Der Botschafter der USA in der BRD, Arthur Burns, half jüngst persönlich, dieses Phänomen in die Welt zu setzen und aufzuspüren. In einem öffentlichen Vortrag - von der "Süddeutschen Zeitung" (8.11.83) unters gehobene Volk gebracht - spürte er der "Frage des Anti-Amerikanismus" und seiner Verbreitung "unter den jungen Menschen in diesem Lande" nach.
Ein unwiderleglicher Verdacht
Wodurch überführt sich ein Verdächtigter am ehesten? Dadurch, daß er die Beschuldigung zurückweist! Nach dieser Henkerslogik eröffnet Burns sein Beweisverfahren:
"Die meisten Deutschen behaupten, es gebe keinen weitverbreiteten Anti-Amerikanismus in Deutschland, und man dürfe die Opposition gegen die Politik der Reagan-Regierung nicht als Ausdruck eines Anti-Amerikanismus verstehen. Und selbst dort, wo ein Anti-Amerikanismus größeren Ausmaßes tatsächlich existiert, wäre es falsch, ihn mit einer prosowjetischen Haltung gleichzusetzen."
Damit ist zwar noch nicht der Delinquent gefaßt, wohl aber das Delikt definiert. Und genausowenig wie ein Gericht die Paragraphen begründet, nach denen es urteilt, rechtfertigt Burns seine Verurteilung des "Anti-Amerikanismus". Ob es Gründe geben könnte, nicht gerade ein Freund amerikanischer Politik zu sein; ob es nicht Anlässe genug gibt, nicht bloß Reagan und Co., sondern die Weltmacht und ihre Staatenfreunde abzulehnen, die durch diese Figuren vertreten werden - das bedarf für Burns keiner Widerlegung. Gegen Kritik am Treiben der USA ist vielmehr ein Generalverdacht angebracht. Das können einfach keine Einwände sein, wenn aus ihnen bloß eine ablehnende Einstellung herauskommt. Die Einwände sind also nur ein Vorwand und der Ausdruck einer ganz und gar unbegründeten verwerflichen Haltung: einer feindlichen Einstellung zur Führungsmacht des Westens, die sich einfach nicht gehört. "Anti-Amerikanismus" ist also weder eine Tatsache, noch gar ein Argument, sondern ein Begriff' gewordenes politisches Gebot: Du sollst deinen westlichen Herrn lieben und ehren über alles!
Die Beweisaufnahme - proamerikanische Wühlarbeit
Entsprechend schreitet Burns zur Beweisaufnuhme:
"Ich glaube aber, daß wir tiefer schürfen müssen, wollen wir der Frage des Anti-Amerikanismus beikommen."
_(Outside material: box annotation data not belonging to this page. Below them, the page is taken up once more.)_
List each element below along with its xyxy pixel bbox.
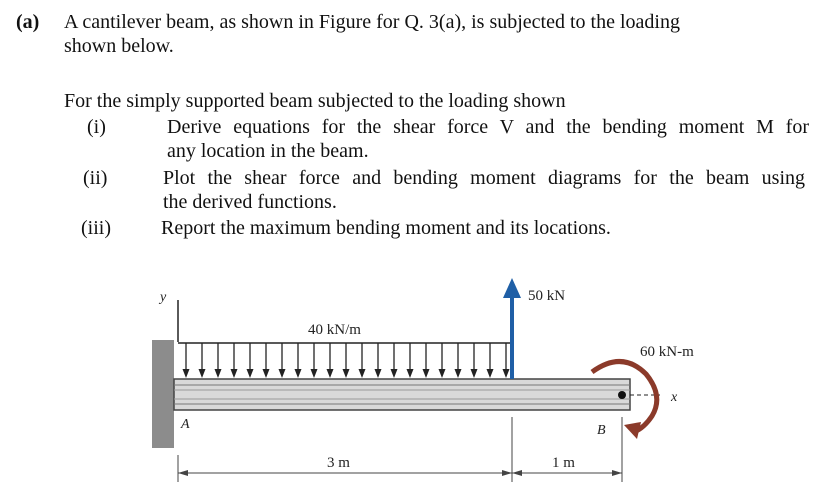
udl-arrowhead xyxy=(215,369,222,378)
dimension-left-label: 3 m xyxy=(327,455,350,471)
item-line: Plot the shear force and bending moment diagrams for the beam using xyxy=(163,167,805,189)
udl-arrowhead xyxy=(471,369,478,378)
item-number: (iii) xyxy=(81,217,111,239)
moment-label: 60 kN-m xyxy=(640,344,694,360)
udl-arrowhead xyxy=(231,369,238,378)
udl-arrowhead xyxy=(247,369,254,378)
dimension-right-label: 1 m xyxy=(552,455,575,471)
udl-arrowhead xyxy=(311,369,318,378)
x-axis-label: x xyxy=(671,390,678,405)
udl-arrowhead xyxy=(503,369,510,378)
item-number: (i) xyxy=(87,116,106,138)
item-number: (ii) xyxy=(83,167,108,189)
udl-arrowhead xyxy=(455,369,462,378)
udl-arrowhead xyxy=(375,369,382,378)
question-text-line2: shown below. xyxy=(64,35,174,57)
item-line: Report the maximum bending moment and its locations. xyxy=(161,217,611,239)
dimension-lines xyxy=(178,417,622,482)
udl-arrowhead xyxy=(391,369,398,378)
intro-text: For the simply supported beam subjected to the loading shown xyxy=(64,90,566,112)
point-a-label: A xyxy=(181,417,190,432)
udl-arrowhead xyxy=(199,369,206,378)
distributed-load-label: 40 kN/m xyxy=(308,322,361,338)
question-text-line1: A cantilever beam, as shown in Figure for Q. 3(a), is subjected to the loading xyxy=(64,11,680,33)
y-axis-label: y xyxy=(160,290,167,305)
item-line: the derived functions. xyxy=(163,191,337,213)
udl-arrowhead xyxy=(295,369,302,378)
udl-arrowhead xyxy=(487,369,494,378)
point-load-label: 50 kN xyxy=(528,288,566,304)
udl-arrowhead xyxy=(327,369,334,378)
item-line: any location in the beam. xyxy=(167,140,369,162)
point-b-marker xyxy=(618,391,626,399)
udl-arrowhead xyxy=(183,369,190,378)
udl-arrowhead xyxy=(343,369,350,378)
udl-arrowhead xyxy=(359,369,366,378)
udl-arrowhead xyxy=(407,369,414,378)
udl-arrowhead xyxy=(263,369,270,378)
udl-arrowhead xyxy=(439,369,446,378)
udl-arrowhead xyxy=(279,369,286,378)
udl-arrowhead xyxy=(423,369,430,378)
beam-body xyxy=(174,379,630,410)
fixed-support-wall xyxy=(152,340,174,448)
question-label: (a) xyxy=(16,11,40,33)
item-line: Derive equations for the shear force V and the bending moment M for xyxy=(167,116,809,138)
point-b-label: B xyxy=(597,423,606,438)
distributed-load xyxy=(178,343,512,378)
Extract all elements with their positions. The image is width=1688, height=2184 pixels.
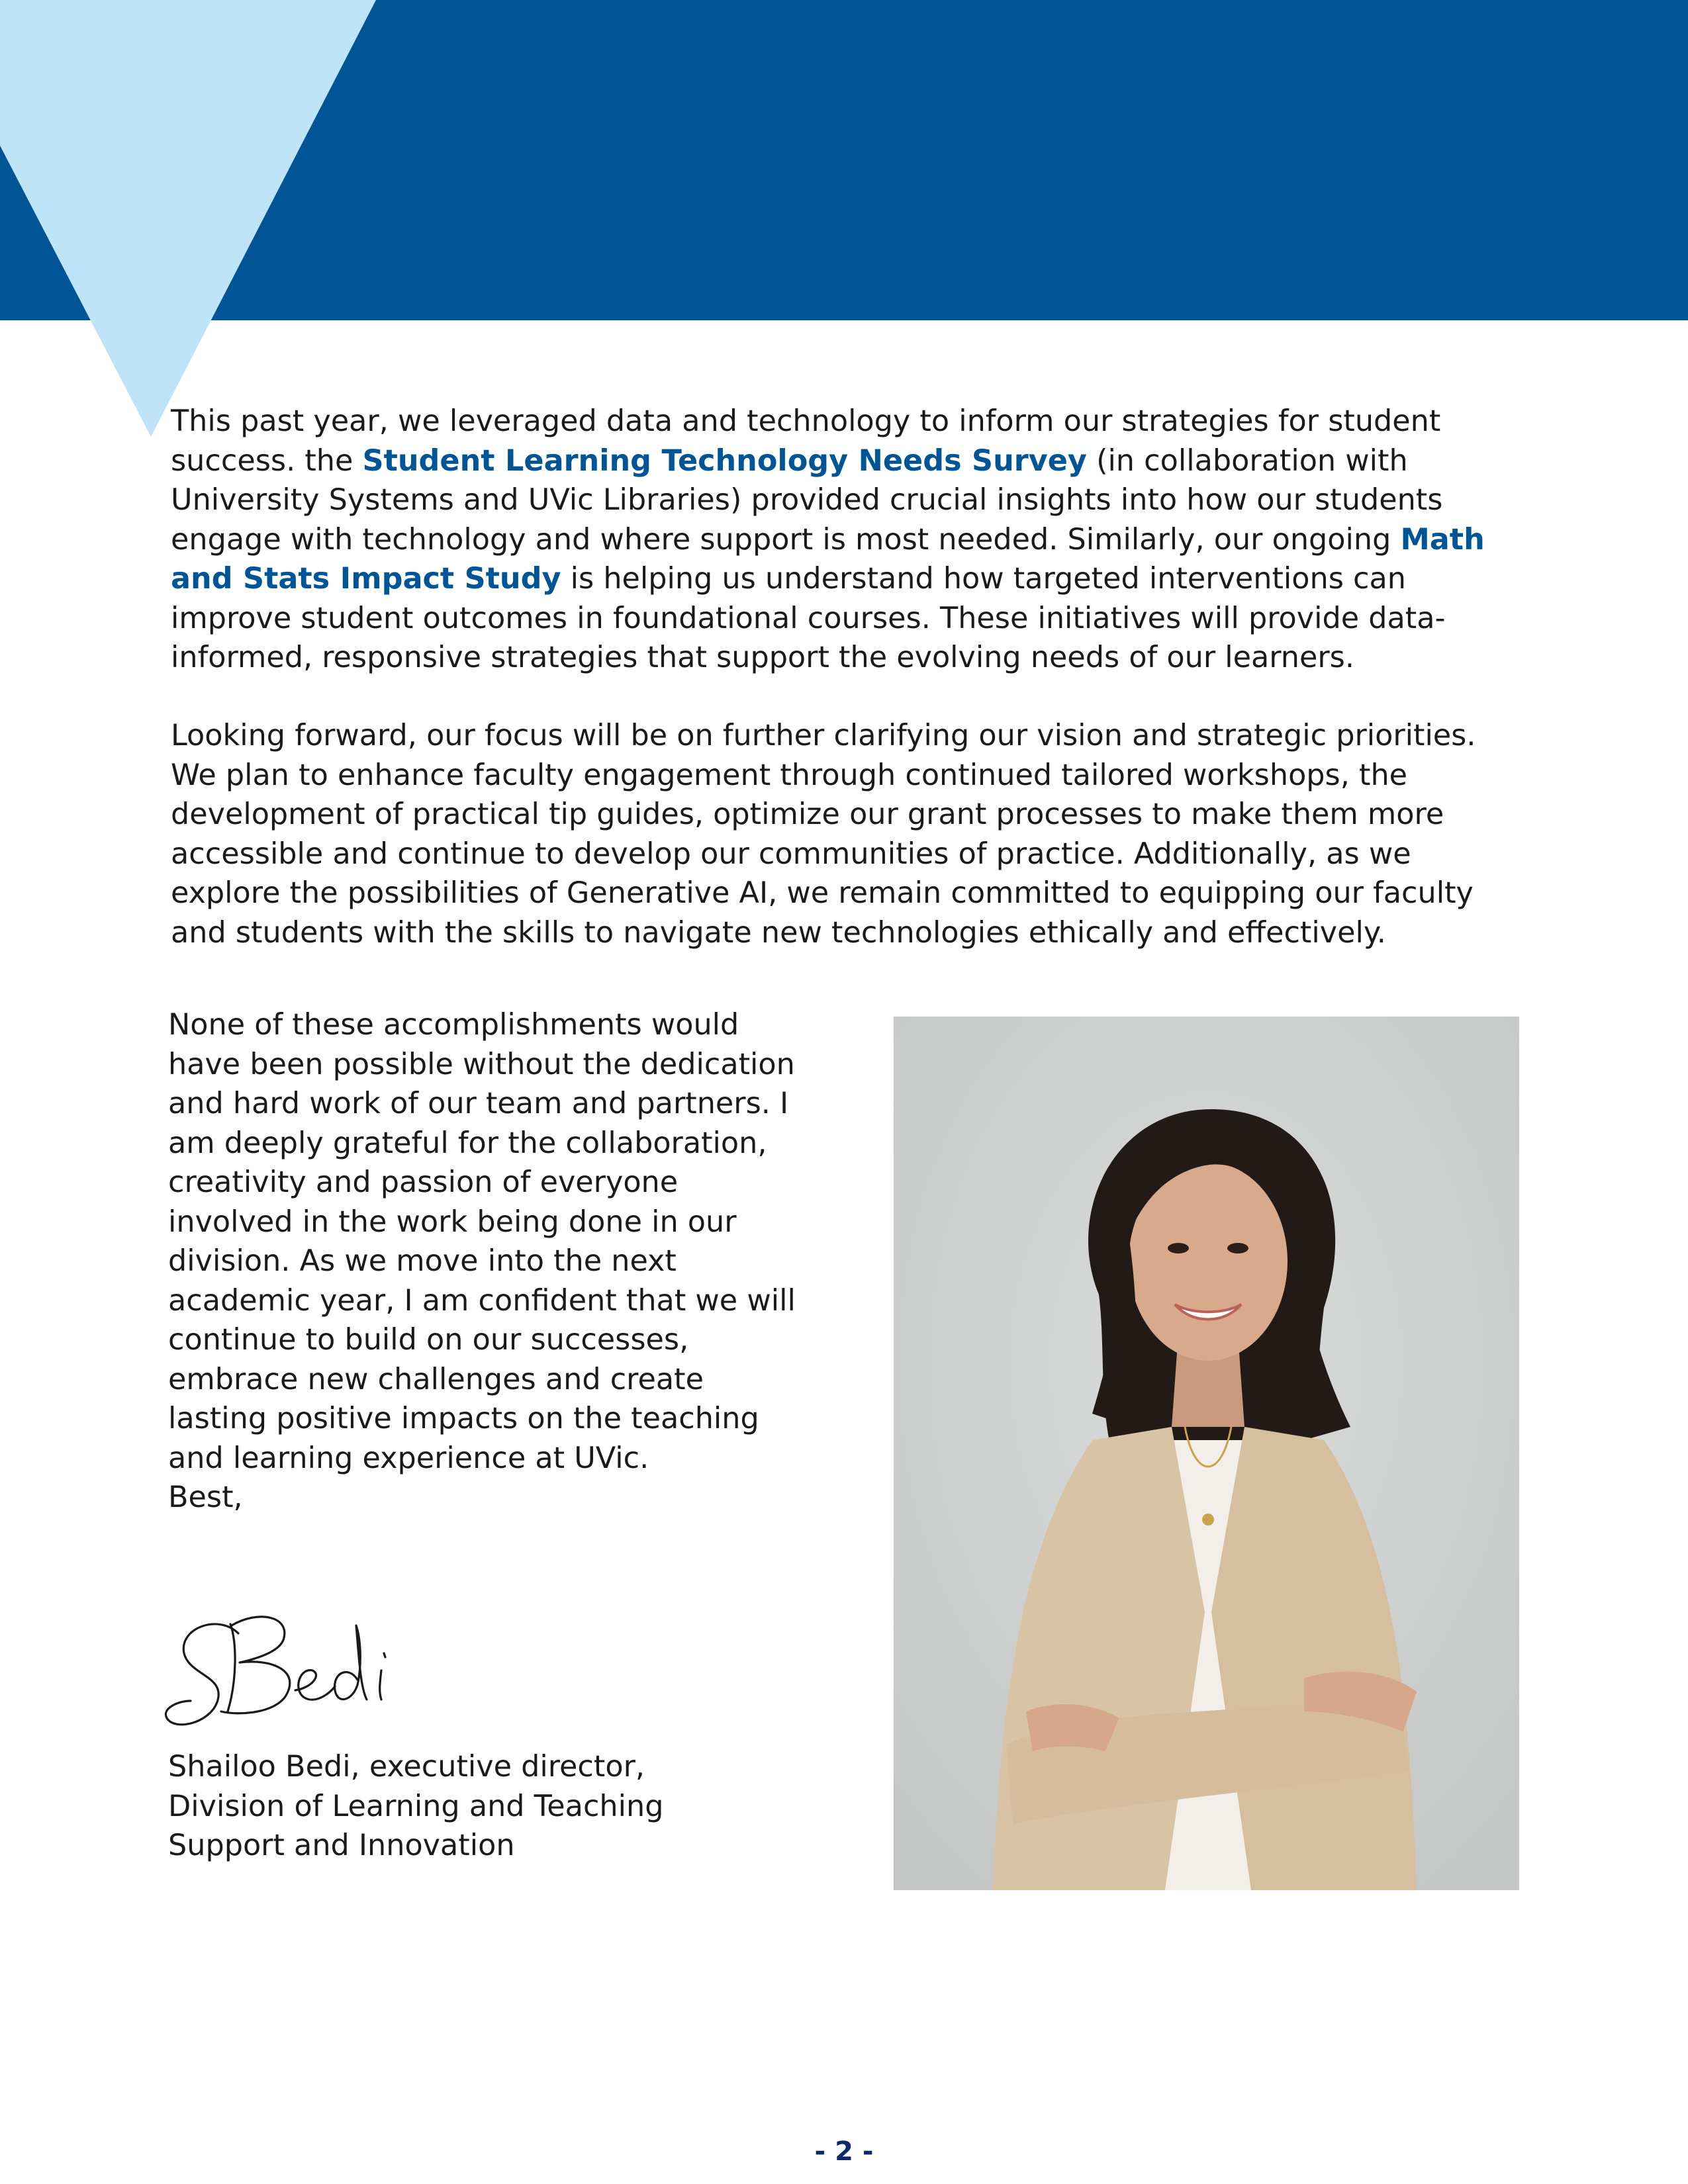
portrait-photo [894,1017,1519,1890]
header-triangle-decoration [0,0,1688,437]
signatory-name-title: Shailoo Bedi, executive director, [168,1750,645,1784]
paragraph-data-technology [171,402,1521,678]
survey-link[interactable]: Student Learning Technology Needs Survey [362,443,1087,478]
handwritten-signature [159,1602,457,1741]
signatory-division: Division of Learning and Teaching [168,1789,664,1823]
paragraph-text: is helping us understand how targeted interventions can improve student outcomes in foundational courses. These initiatives will provide data-informed, responsive strategies that support the evolving needs of our learners. [171,562,1446,674]
closing-salutation: Best, [168,1480,243,1514]
paragraph-looking-forward: Looking forward, our focus will be on further clarifying our vision and strategic priorities. We plan to enhance faculty engagement through continued tailored workshops, the development of practical tip guides, optimize our grant processes to make them more accessible and continue to develop our communities of practice. Additionally, as we explore the possibilities of Generative AI, we remain committed to equipping our faculty and students with the skills to navigate new technologies ethically and effectively. [171,719,1476,950]
impact-study-link[interactable]: Math and Stats Impact Study [171,522,1485,596]
page-number: - 2 - [814,2136,874,2167]
paragraph-gratitude: None of these accomplishments would have been possible without the dedication and hard work of our team and partners. I am deeply grateful for the collaboration, creativity and passion of everyone involved in the work being done in our division. As we move into the next academic year, I am confident that we will continue to build on our successes, embrace new challenges and create lasting positive impacts on the teaching and learning experience at UVic. [168,1008,796,1475]
paragraph-text: This past year, we leveraged data and technology to inform our strategies for student success. the [171,404,1441,478]
signatory-division-continued: Support and Innovation [168,1829,515,1862]
signatory-block [168,1747,663,1866]
paragraph-text: (in collaboration with University Systems and UVic Libraries) provided crucial insights into how our students engage with technology and where support is most needed. Similarly, our ongoing [171,443,1443,557]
Dergestalt mit der festen Absicht versehen, fündig zu werden, kommt der US-Botschafter zum Kern seiner Botschaft: Keine Frage, es gibt Kritik an den USA, also auch "Anti- Amerikanismus". Vom amerikanischen Treiben auf der Welt kann der nicht herrühren, also kommt er vom freien West-Fernsehen; aus "Fehlinformationen" nämlich, denen,
"die jungen Menschen in Europa durch das Fernsehen ausgesetzt sind. Vor zehn oder fünfzehn Jahren konnten Europäer auf ihren Bildschirmen fast täglich sehen, wie amerikanische Flugzeuge sogenannte 'Freiheitskämpfer' in Kambodscha bombardierten, und daneben Bilder von Unruhen in unseren Innenstädten und Gulaschkanonen, die spärliche Rationen an Arbeitslose ausgaben. Und auch heute noch findet man im Fernsehen Berichte über Arme in den Vereinigten Staaten, über amerikanische Missetaten in Lateinamerika, über die rücksichtslose Behandlung der Indianer und die Diskriminierung der Schwarzen. Manche dieser Bilder sind natürlich mit der Wirklichkeit verknüpft. Aber sie erzählen für sich allein keineswegs die ganze Geschichte vom Amerika unserer Tage, und wer das Gegenteil behauptet, kennt die Wahrheit nicht oder schert sich bewußt nicht um sie."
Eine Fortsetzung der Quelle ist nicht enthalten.